Ce site publie des anecdotes de divers internautes commençant par « Aujourd’hui » et se terminant par « VDM », initiales de Vie De Merde.
Les anecdotes publiées sur le site viedemerde.fr ont fait l’objet de nombreuses publications, sous forme de livres, dont notamment celui intitulé « Vie de merde » et de BD éditées en France.
L’éditeur a constaté que la société Australie, avait diffusé sur des chaînes de télévision françaises, pour le compte de l’annonceur Bahlsen, deux publicités en faveur des biscuits Pick Up présentant des ressemblances avec les œuvres diffusées sur le site www.viedemerde.fr.
La première publicité reprendrait une anecdote publiée le 30 avril 2008 sur le site www.viedemerde.fr et dans l’ouvrage « Vie de merde ».
Le programme publicitaire litigieux intitulé « Stage » met en scène un jeune homme se tenant face caméra et racontant une expérience qui lui serait arrivée la veille : « Hier j’étais malade, mon patron m’a appelé pour avoir le mot de passe de ma messagerie. Mon mot de passe c’est… « stage tout pourri » ».
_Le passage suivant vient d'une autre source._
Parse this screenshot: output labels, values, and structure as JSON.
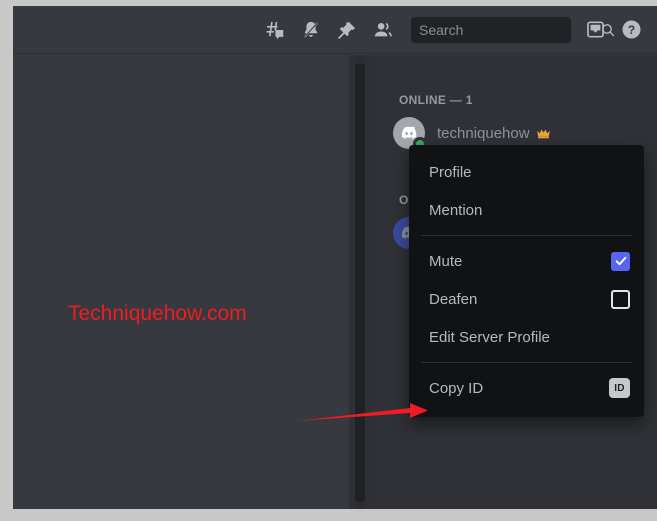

Antérieurement, sur le site www.viedemerde.fr et dans l’ouvrage « Vie de merde », avait été publiée l’anecdote suivante : « Aujourd’hui, je suis malade. Mon boss m’appelle pour une urgence au boulot et me demande le mot de passe de mon ordi pour récupérer un e-mail important. Pas le choix, je le lui donne. Mon mot de passe est « job2merde ». VDM ».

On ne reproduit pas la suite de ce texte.